Commissioner of INDECOM Terrence Williams wants the reforms on its powers to arrest and prosecute as recommended by the joint select committee in parliament. His powers are now limited to investigations. He is calling on the parliamentarians to attend to the needed reforms to give INDECOM the power to arrest and prosecute as recommended by the members of parliament almost 4 years ago, to clearly state the powers of INDECOM.
He says this decision will make some things very difficult for INDECOM. The powers to arrest and prosecute, needs to be urgently attended to, as he believes this is what the Jamaican parliamentarians intended and INDECOM needs the powers to act.
The Police Federation has been contending that INDECOM has no jurisdiction to arrest and prosecute members of the police force in the past.
However, Mr. Williams believes the parliament needs to clearly state the powers of INDECOM, he said the joint select committee of parliament had stated that reforms were needed and he hopes that the needed changes will be put in place now, they spoke about it over 4 years ago and he has been waiting for changes.
The ruling has caused INDECOM to be submitting files to the Director of Public prosecution for rulings.
The police federation is pleased yet humbled by the ruling of the Privy Council as they have always said INDECOM does not have the ability to charge and arrest police officers.
The ruling was a conclusion to a nine-year court battle and the police federation now says their position was vindicated. The Chairman of the Police Federation Sgt Patrae Rowe said the force can now function without the encumbrance of this issue.

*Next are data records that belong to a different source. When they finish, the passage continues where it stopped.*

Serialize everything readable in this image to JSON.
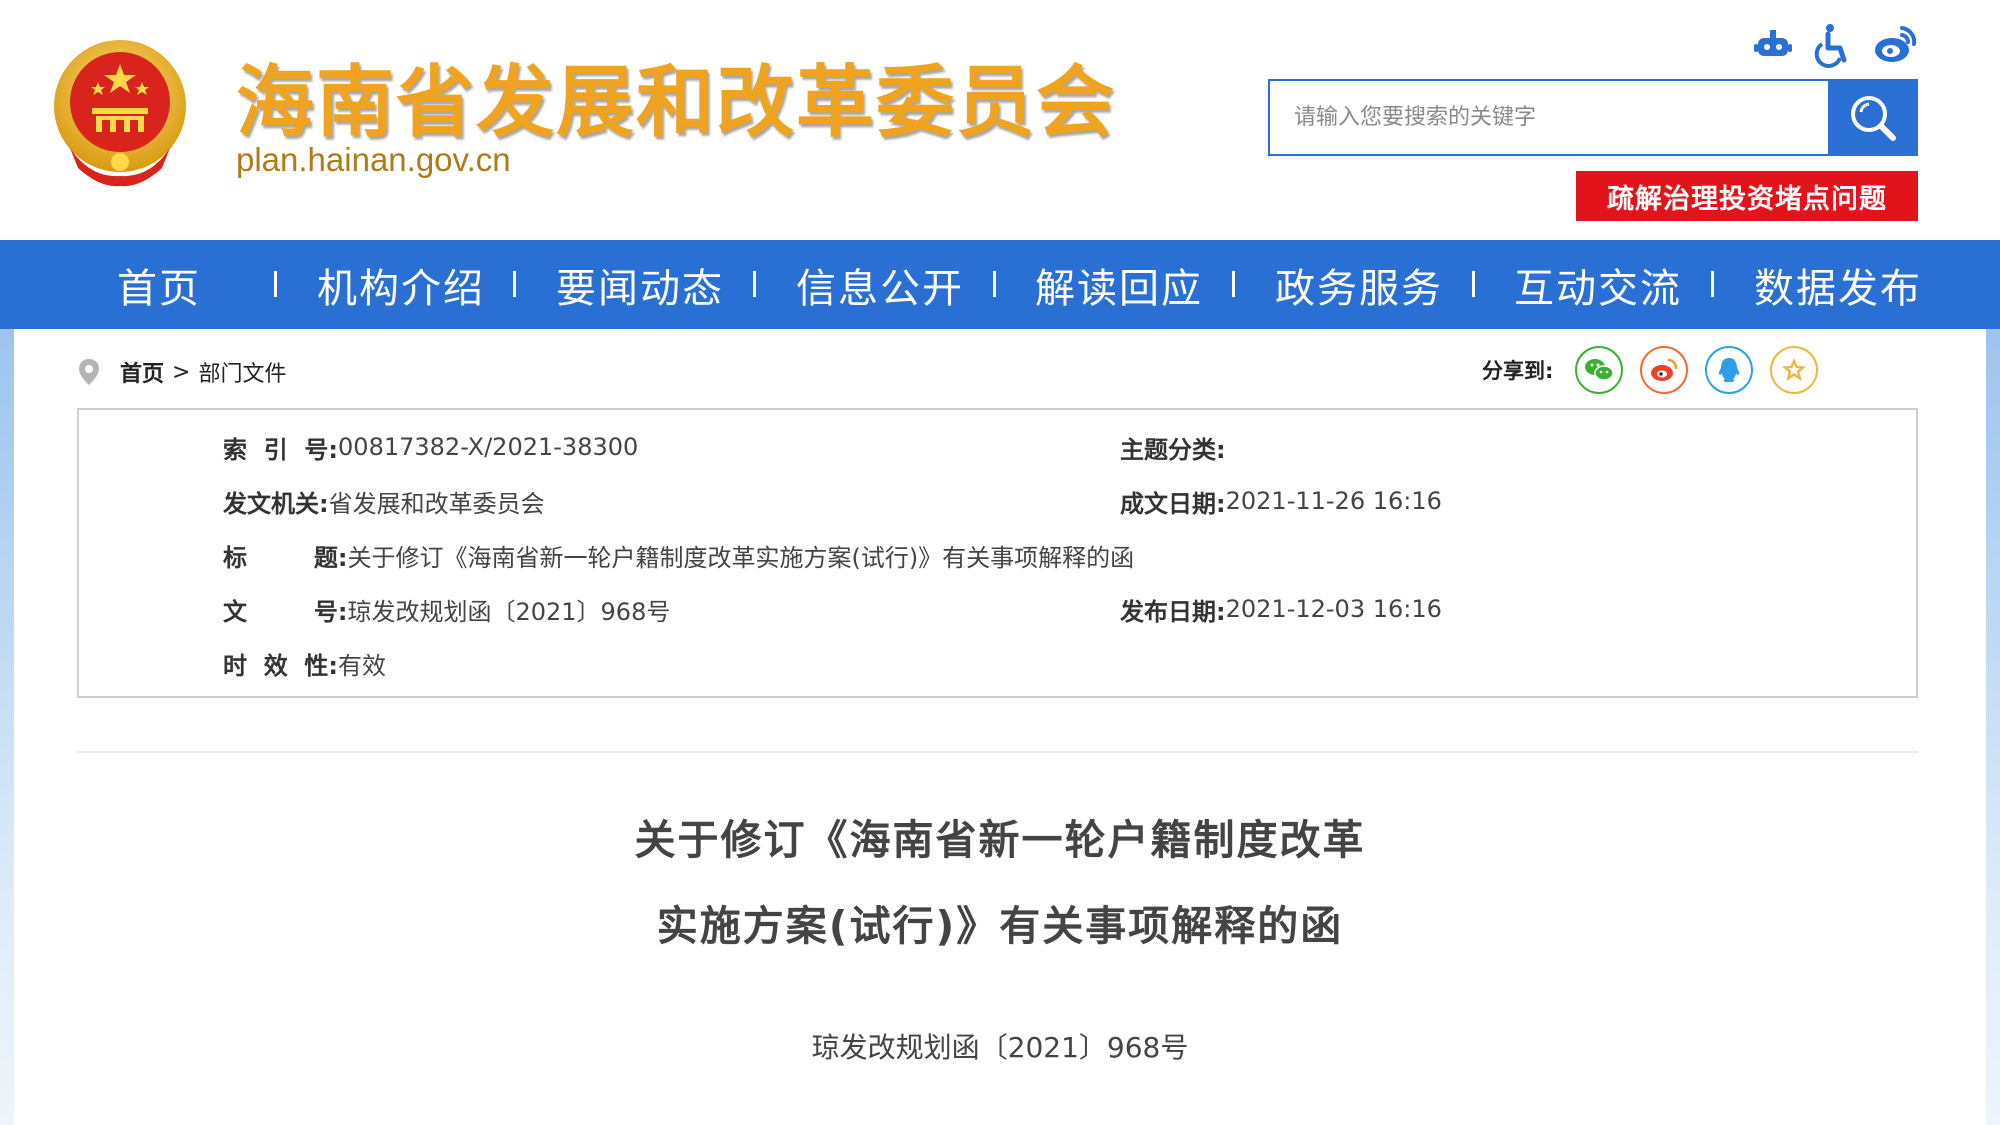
{
  "header": {
    "site_title": "海南省发展和改革委员会",
    "site_domain": "plan.hainan.gov.cn",
    "search_placeholder": "请输入您要搜索的关键字",
    "special_button": "疏解治理投资堵点问题",
    "top_icons": [
      "robot-icon",
      "accessibility-icon",
      "weibo-icon"
    ]
  },
  "nav": {
    "items": [
      "首页",
      "机构介绍",
      "要闻动态",
      "信息公开",
      "解读回应",
      "政务服务",
      "互动交流",
      "数据发布"
    ]
  },
  "breadcrumb": {
    "home": "首页",
    "separator": ">",
    "current": "部门文件"
  },
  "share": {
    "label": "分享到:",
    "targets": [
      "wechat-icon",
      "weibo-icon",
      "qq-icon",
      "favorite-icon"
    ]
  },
  "info": {
    "index_key": "索  引  号:",
    "index_val": "00817382-X/2021-38300",
    "topic_key": "主题分类:",
    "topic_val": "",
    "issuer_key": "发文机关:",
    "issuer_val": "省发展和改革委员会",
    "created_key": "成文日期:",
    "created_val": "2021-11-26 16:16",
    "title_key": "标        题:",
    "title_val": "关于修订《海南省新一轮户籍制度改革实施方案(试行)》有关事项解释的函",
    "docno_key": "文        号:",
    "docno_val": "琼发改规划函〔2021〕968号",
    "published_key": "发布日期:",
    "published_val": "2021-12-03 16:16",
    "validity_key": "时  效  性:",
    "validity_val": "有效"
  },
  "article": {
    "title_line1": "关于修订《海南省新一轮户籍制度改革",
    "title_line2": "实施方案(试行)》有关事项解释的函",
    "doc_number": "琼发改规划函〔2021〕968号"
  },
  "colors": {
    "nav_blue": "#2a6fd4",
    "title_gold": "#f0a31e",
    "alert_red": "#e3131b"
  }
}
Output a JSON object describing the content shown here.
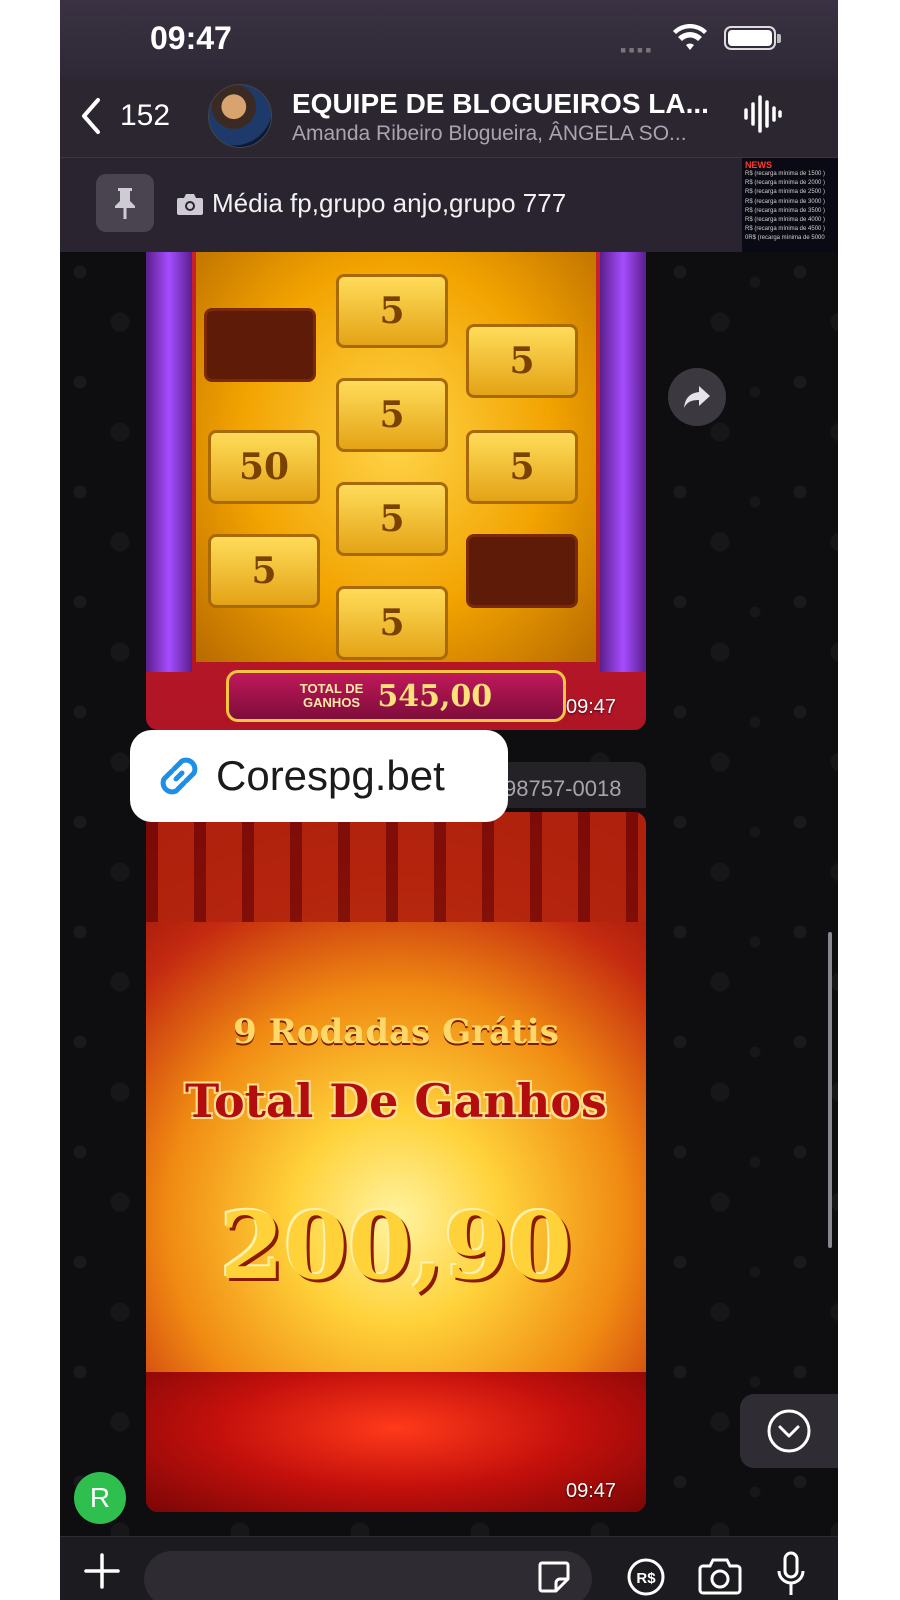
{
  "status_bar": {
    "time": "09:47"
  },
  "header": {
    "back_count": "152",
    "title": "EQUIPE DE BLOGUEIROS LA...",
    "subtitle": "Amanda Ribeiro Blogueira, ÂNGELA SO..."
  },
  "pinned": {
    "text": "Média fp,grupo anjo,grupo 777",
    "thumb_title": "NEWS",
    "thumb_lines": [
      "R$ (recarga mínima de 1500 )",
      "R$ (recarga mínima de 2000 )",
      "R$ (recarga mínima de 2500 )",
      "R$ (recarga mínima de 3000 )",
      "R$ (recarga mínima de 3500 )",
      "R$ (recarga mínima de 4000 )",
      "R$ (recarga mínima de 4500 )",
      "0R$ (recarga mínima de 5000"
    ]
  },
  "messages": [
    {
      "type": "image",
      "tiles": [
        "5",
        "5",
        "5",
        "50",
        "5",
        "5",
        "5",
        "5"
      ],
      "win_label_line1": "TOTAL DE",
      "win_label_line2": "GANHOS",
      "win_value": "545,00",
      "time": "09:47"
    },
    {
      "type": "image",
      "sender_phone_partial": "98757-0018",
      "bonus_line1": "9 Rodadas Grátis",
      "bonus_line2": "Total De Ganhos",
      "bonus_amount": "200,90",
      "time": "09:47"
    }
  ],
  "link_overlay": {
    "text": "Corespg.bet"
  },
  "sender_avatar_initial": "R",
  "input": {
    "placeholder": ""
  },
  "colors": {
    "accent_green": "#2fbf4f",
    "header_bg": "#2b2630",
    "chat_bg": "#0e0e10"
  }
}
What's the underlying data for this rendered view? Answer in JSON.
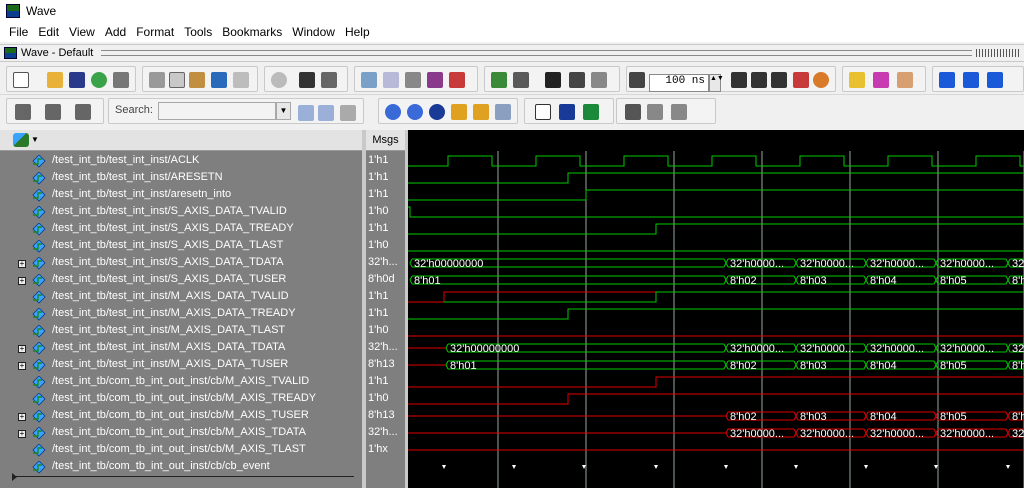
{
  "titlebar": {
    "title": "Wave"
  },
  "menubar": {
    "items": [
      "File",
      "Edit",
      "View",
      "Add",
      "Format",
      "Tools",
      "Bookmarks",
      "Window",
      "Help"
    ]
  },
  "subwindow": {
    "title": "Wave - Default"
  },
  "toolbar": {
    "time_value": "100 ns",
    "search_label": "Search:",
    "search_placeholder": ""
  },
  "wave_header": {
    "msgs_label": "Msgs"
  },
  "colors": {
    "wave_green": "#00c800",
    "wave_red": "#e00000",
    "bus_text": "#ffffff",
    "cursor_line": "#9aa89a",
    "names_bg": "#7f7f7f"
  },
  "signals": [
    {
      "name": "/test_int_tb/test_int_inst/ACLK",
      "value": "1'h1",
      "expandable": false,
      "icon": "signal-icon"
    },
    {
      "name": "/test_int_tb/test_int_inst/ARESETN",
      "value": "1'h1",
      "expandable": false,
      "icon": "signal-icon"
    },
    {
      "name": "/test_int_tb/test_int_inst/aresetn_into",
      "value": "1'h1",
      "expandable": false,
      "icon": "signal-icon"
    },
    {
      "name": "/test_int_tb/test_int_inst/S_AXIS_DATA_TVALID",
      "value": "1'h0",
      "expandable": false,
      "icon": "signal-icon"
    },
    {
      "name": "/test_int_tb/test_int_inst/S_AXIS_DATA_TREADY",
      "value": "1'h1",
      "expandable": false,
      "icon": "signal-icon"
    },
    {
      "name": "/test_int_tb/test_int_inst/S_AXIS_DATA_TLAST",
      "value": "1'h0",
      "expandable": false,
      "icon": "signal-icon"
    },
    {
      "name": "/test_int_tb/test_int_inst/S_AXIS_DATA_TDATA",
      "value": "32'h...",
      "expandable": true,
      "icon": "signal-icon"
    },
    {
      "name": "/test_int_tb/test_int_inst/S_AXIS_DATA_TUSER",
      "value": "8'h0d",
      "expandable": true,
      "icon": "signal-icon"
    },
    {
      "name": "/test_int_tb/test_int_inst/M_AXIS_DATA_TVALID",
      "value": "1'h1",
      "expandable": false,
      "icon": "signal-icon"
    },
    {
      "name": "/test_int_tb/test_int_inst/M_AXIS_DATA_TREADY",
      "value": "1'h1",
      "expandable": false,
      "icon": "signal-icon"
    },
    {
      "name": "/test_int_tb/test_int_inst/M_AXIS_DATA_TLAST",
      "value": "1'h0",
      "expandable": false,
      "icon": "signal-icon"
    },
    {
      "name": "/test_int_tb/test_int_inst/M_AXIS_DATA_TDATA",
      "value": "32'h...",
      "expandable": true,
      "icon": "signal-icon"
    },
    {
      "name": "/test_int_tb/test_int_inst/M_AXIS_DATA_TUSER",
      "value": "8'h13",
      "expandable": true,
      "icon": "signal-icon"
    },
    {
      "name": "/test_int_tb/com_tb_int_out_inst/cb/M_AXIS_TVALID",
      "value": "1'h1",
      "expandable": false,
      "icon": "signal-icon"
    },
    {
      "name": "/test_int_tb/com_tb_int_out_inst/cb/M_AXIS_TREADY",
      "value": "1'h0",
      "expandable": false,
      "icon": "signal-icon"
    },
    {
      "name": "/test_int_tb/com_tb_int_out_inst/cb/M_AXIS_TUSER",
      "value": "8'h13",
      "expandable": true,
      "icon": "signal-icon"
    },
    {
      "name": "/test_int_tb/com_tb_int_out_inst/cb/M_AXIS_TDATA",
      "value": "32'h...",
      "expandable": true,
      "icon": "signal-icon"
    },
    {
      "name": "/test_int_tb/com_tb_int_out_inst/cb/M_AXIS_TLAST",
      "value": "1'hx",
      "expandable": false,
      "icon": "signal-icon"
    },
    {
      "name": "/test_int_tb/com_tb_int_out_inst/cb/cb_event",
      "value": "",
      "expandable": false,
      "icon": "event-icon"
    }
  ],
  "bus_labels": {
    "s_tdata": [
      "32'h00000000",
      "32'h0000...",
      "32'h0000...",
      "32'h0000...",
      "32'h0000...",
      "32'"
    ],
    "s_tuser": [
      "8'h01",
      "8'h02",
      "8'h03",
      "8'h04",
      "8'h05",
      "8'h"
    ],
    "m_tdata": [
      "32'h00000000",
      "32'h0000...",
      "32'h0000...",
      "32'h0000...",
      "32'h0000...",
      "32'"
    ],
    "m_tuser": [
      "8'h01",
      "8'h02",
      "8'h03",
      "8'h04",
      "8'h05",
      "8'h"
    ],
    "cb_tuser": [
      "8'h02",
      "8'h03",
      "8'h04",
      "8'h05",
      "8'h"
    ],
    "cb_tdata": [
      "32'h0000...",
      "32'h0000...",
      "32'h0000...",
      "32'h0000...",
      "32'"
    ]
  }
}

He says the ruling is a conclusion of the issue and they can now move forward with their engagement with INDECOM, knowing that the position that was a contentious one has been clarified and they can now carry out their function without these issues.
In 2013 Mr. Dyer had prevented members of the police force to give up their firearms to INDECOM investigators in order for them to do investigations in a case. The judgement states that the matter is to be returned to the court of appeal for further consideration in regards to the appeal against Mr. Dyer’s sentence.
The reasons Mr. Dyer gave for making his decision were not good enough to cause him to prevent the police team from handing over their weapons. The defenses he raised could not provide him with an excuse for doing what he did.
The UK law Lords determined that the commission of INDECOM and investigative staff can prosecute offences that may arise during an investigation on matters such as resistance, obstruction or false statements on this matter the Privy Council ruled in favor of INDECOM in its appeal for a reversal of the court of appeals decision to quash the conviction of the Deputy Superintendent of Police Mr. Albert Dyer, after he was involved in a case in 2014 when he breached the INDECOM act and he was found guilty.
Before the ruling, a police officer was required to comply with the decisions made by INDECOM.
It is the first time in about 4 decades that the Privy Council restored a conviction that the court of appeal had quashed. It was quashed because of a number of issues that would cause INDECOM to rely on the police to get information to do investigations.